As I said, what I "really believe" - the way I have lived my life - is in being useful. This is a form of idolatry. I'm not radically trusting in God, I'm trusting in my own ability to be useful. So, if the criterion for salvation is that Jesus is my savior, that's not what I *really* believe (and I'll bet that's not what most people really believe either).

So I'm hoping that God is ultimately more merciful and gracious.

Hope that makes sense.

Allan R. Bevere said...

It does, Pam... thanks!

For me, since salvation is a journey in progress it's learning to trust, taking three steps forward and two steps back... doing a better job trusting in one situation and a not-so-great job in another.

I wonder if we have not done a real disservice to people's faith-walk with our emphasis on salvation as a one time past event. While there is a sense in which that is true... the journey has to begin somewhere... it is still a process of going on to perfection.

I certainly cannot speak for you, but in getting to know you over these years, my hunch is that you trust in God more than you give yourself credit for.

I have always found myself drawn to the affirmation that the essence of the moral vision of the NT can be summarized as, "You are in Christ, now become what you are." The problem is that the becoming is not easy.

PamBG said...

The pastor of my "new" denomination gave me a booklet on Christianity from this denomination's perspective. (Mainly because I asked him if he knew of anything that gave a simple explanation of Christianity for a patient who has had a recent experience of God.)

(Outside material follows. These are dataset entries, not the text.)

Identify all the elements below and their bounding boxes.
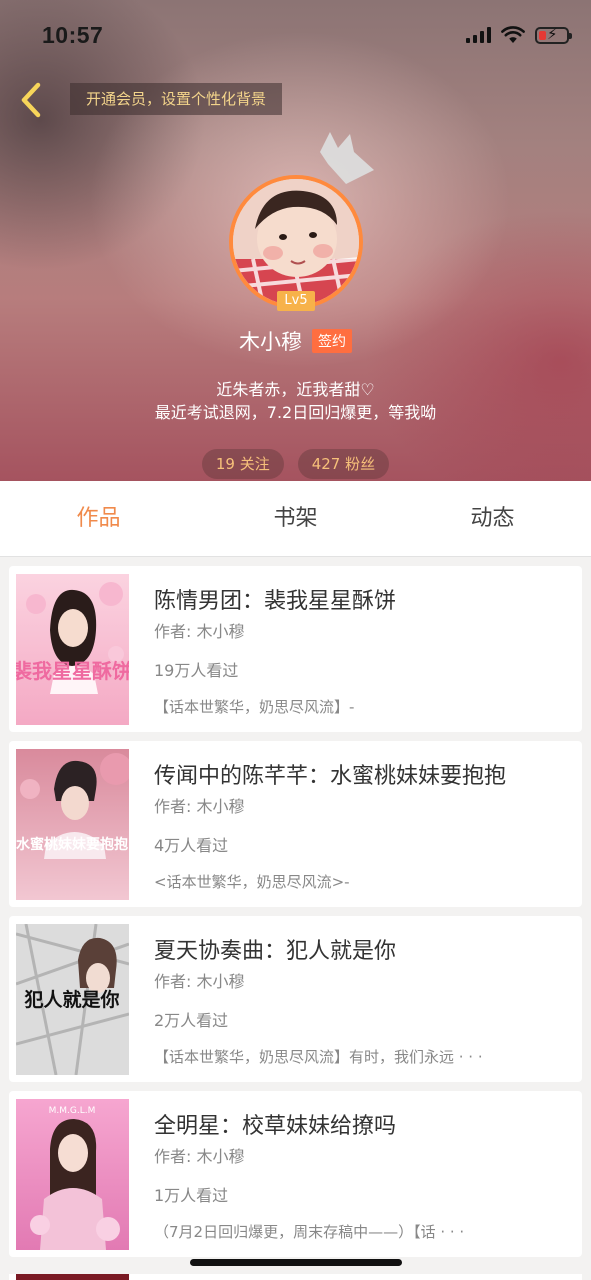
book-title[interactable]: 全明星：校草妹妹给撩吗	[154, 1108, 396, 1140]
vip-background-banner[interactable]: 开通会员，设置个性化背景	[70, 83, 283, 115]
signed-badge: 签约	[312, 329, 352, 353]
level-badge: Lv5	[277, 291, 315, 311]
tab-bookshelf[interactable]: 书架	[197, 481, 394, 556]
wifi-icon	[501, 26, 525, 43]
chevron-left-icon	[21, 82, 41, 118]
book-cover-partial	[16, 1274, 129, 1280]
avatar[interactable]	[229, 175, 363, 309]
cover-title-text: 犯人就是你	[23, 988, 119, 1011]
book-views: 19万人看过	[154, 661, 239, 680]
status-icons: ⚡	[466, 25, 572, 44]
cover-title-text: 水蜜桃妹妹要抱抱	[16, 836, 128, 853]
book-views: 1万人看过	[154, 1186, 229, 1205]
back-button[interactable]	[14, 80, 48, 120]
battery-icon: ⚡	[535, 25, 572, 44]
cover-title-text: 裴我星星酥饼	[16, 659, 129, 683]
book-card[interactable]: 犯人就是你 夏天协奏曲：犯人就是你 作者: 木小穆 2万人看过 【话本世繁华，奶…	[9, 916, 582, 1082]
book-intro: 【话本世繁华，奶思尽风流】-	[154, 698, 355, 716]
tab-works[interactable]: 作品	[0, 481, 197, 556]
book-card[interactable]: M.M.G.L.M 全明星：校草妹妹给撩吗 作者: 木小穆 1万人看过 （7月2…	[9, 1091, 582, 1257]
book-intro: （7月2日回归爆更，周末存稿中——）【话 · · ·	[154, 1223, 465, 1241]
book-author: 作者: 木小穆	[154, 972, 245, 991]
followers-count[interactable]: 427 粉丝	[297, 449, 390, 479]
book-author: 作者: 木小穆	[154, 622, 245, 641]
book-cover[interactable]: 水蜜桃妹妹要抱抱	[16, 749, 129, 900]
book-card[interactable]: 裴我星星酥饼 陈情男团：裴我星星酥饼 作者: 木小穆 19万人看过 【话本世繁华…	[9, 566, 582, 732]
name-row: 木小穆 签约	[0, 326, 591, 356]
avatar-photo	[233, 179, 359, 305]
book-card[interactable]: 水蜜桃妹妹要抱抱 传闻中的陈芊芊：水蜜桃妹妹要抱抱 作者: 木小穆 4万人看过 …	[9, 741, 582, 907]
book-author: 作者: 木小穆	[154, 797, 245, 816]
profile-header: 10:57 ⚡ 开通会员，设置个性化背景 Lv5 木小穆 签约 近朱者赤，近我者…	[0, 0, 591, 481]
book-cover[interactable]: M.M.G.L.M	[16, 1099, 129, 1250]
bio-line: 近朱者赤，近我者甜♡	[216, 380, 375, 399]
profile-tabs: 作品 书架 动态	[0, 481, 591, 557]
book-intro: <话本世繁华，奶思尽风流>-	[154, 873, 350, 891]
stats-row: 19 关注 427 粉丝	[0, 449, 591, 479]
book-intro: 【话本世繁华，奶思尽风流】有时，我们永远 · · ·	[154, 1048, 483, 1066]
tab-activity[interactable]: 动态	[394, 481, 591, 556]
home-indicator[interactable]	[190, 1259, 402, 1266]
book-author: 作者: 木小穆	[154, 1147, 245, 1166]
status-bar: 10:57 ⚡	[0, 0, 591, 70]
user-name: 木小穆	[239, 330, 302, 354]
book-title[interactable]: 夏天协奏曲：犯人就是你	[154, 933, 396, 965]
book-list: 裴我星星酥饼 陈情男团：裴我星星酥饼 作者: 木小穆 19万人看过 【话本世繁华…	[9, 566, 582, 1266]
book-title[interactable]: 陈情男团：裴我星星酥饼	[154, 583, 396, 615]
cellular-signal-icon	[466, 27, 491, 43]
book-views: 4万人看过	[154, 836, 229, 855]
cover-title-text: M.M.G.L.M	[49, 1106, 96, 1116]
status-time: 10:57	[42, 22, 104, 48]
book-cover[interactable]: 裴我星星酥饼	[16, 574, 129, 725]
book-title[interactable]: 传闻中的陈芊芊：水蜜桃妹妹要抱抱	[154, 758, 506, 790]
book-cover[interactable]: 犯人就是你	[16, 924, 129, 1075]
bio-line: 最近考试退网，7.2日回归爆更，等我呦	[154, 403, 437, 422]
book-views: 2万人看过	[154, 1011, 229, 1030]
user-bio: 近朱者赤，近我者甜♡ 最近考试退网，7.2日回归爆更，等我呦	[0, 378, 591, 424]
following-count[interactable]: 19 关注	[201, 449, 284, 479]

The booklet spends some time trying to explain it's view of what it means to be a Christian, particularly in contrast to those who say that we need to do or believe something special (e.g. speak in tongues, say a special prayer).

Christianity, the booklet says, is mainly following in the way of Jesus. It summarizes as: "The Lutheran way is (1) seeing the crucified Jesus as God in the flesh, God entering the darkness of our existence to gather us into a Kingdom of wholeness, unity and peace. (2) seeing God in all creation but specifically in the water of Baptism and the bread and wine of the Eucharist."

I like that a lot and it speaks to my soul.